Canadian federal election, 2006
From dKosopedia
In the Canadian federal election, 2006, Al Gore clone Paul Martin was deposed by George W. Bush clone Stephen Harper. This made pretty much all reasonable people upset.
However, Harper has only a minority government, thus he only barely holds onto power with the help of the Quebec sovereignty party, the Bloc Quebecois, whose only goal is to separate Quebec from Canada. They supported his 2006 federal budget only to be sure Harper was still in power when the Quebec provincial election, 2007 occurs. If the Bloc-allied Parti Quebecois wins that election, it has pledged to hold another Quebec sovereignty referendum - the third (there was one in 1980 and another in 1995) within its mandate. If it wins, Quebec will be a separate country, and the map of North America will look quite different. This would probably have implications for Hawaii sovereignty and Alaska sovereignty and Puerto Rico sovereignty and California sovereignty advocates, as Quebec's example has been very closely watched by all of these for a very very long time.

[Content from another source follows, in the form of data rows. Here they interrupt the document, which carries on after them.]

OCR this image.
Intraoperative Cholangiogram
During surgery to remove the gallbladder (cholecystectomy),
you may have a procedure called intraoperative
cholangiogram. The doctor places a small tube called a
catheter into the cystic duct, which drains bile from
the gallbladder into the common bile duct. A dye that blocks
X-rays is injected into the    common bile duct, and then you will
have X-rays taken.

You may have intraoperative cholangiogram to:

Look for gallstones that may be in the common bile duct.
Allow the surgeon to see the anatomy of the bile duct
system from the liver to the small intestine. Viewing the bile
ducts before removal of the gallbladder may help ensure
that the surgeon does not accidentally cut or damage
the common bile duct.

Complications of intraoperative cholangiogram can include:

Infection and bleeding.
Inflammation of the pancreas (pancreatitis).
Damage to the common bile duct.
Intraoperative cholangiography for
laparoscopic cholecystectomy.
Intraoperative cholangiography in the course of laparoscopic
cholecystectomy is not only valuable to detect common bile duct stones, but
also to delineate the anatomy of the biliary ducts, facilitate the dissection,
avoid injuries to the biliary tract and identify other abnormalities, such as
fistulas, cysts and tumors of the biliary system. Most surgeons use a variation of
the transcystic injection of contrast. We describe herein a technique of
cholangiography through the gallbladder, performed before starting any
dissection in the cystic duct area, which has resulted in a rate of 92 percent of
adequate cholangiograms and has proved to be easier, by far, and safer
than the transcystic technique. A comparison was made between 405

During that election, two party leaders (Liberal Party of Canada leader Martin and Green Party of Canada leader Jim Harris) ran extremely inept campaigns, ignoring advisors they had relied on in the previous Canadian federal election, 2004. Martin, for instance, had abandoned his focus on monetary reform and his attacks on GDP in particular, which were very overt and strong before he became Prime Minister of Canada, even as late as 2003. he had also failed to meet the 0.7% of GDP foreign aid quota he had promised to Bono, again very publicly in 2003. Harris shut down his own successful Green Party of Canada Living Platform and tried to run his party from what came to be known as the "GPC bunker", an unaccountable group of cronies close to himself. This was similar to Martin's problem, as some of Martin's aides made stupid comments to the press and a controversial series of so-called attack ads ran for the first time in Canada, accusing Harper of being much like Bush. Each drew on a quote of Harper saying something like Bush, or praising US conservatives in the past.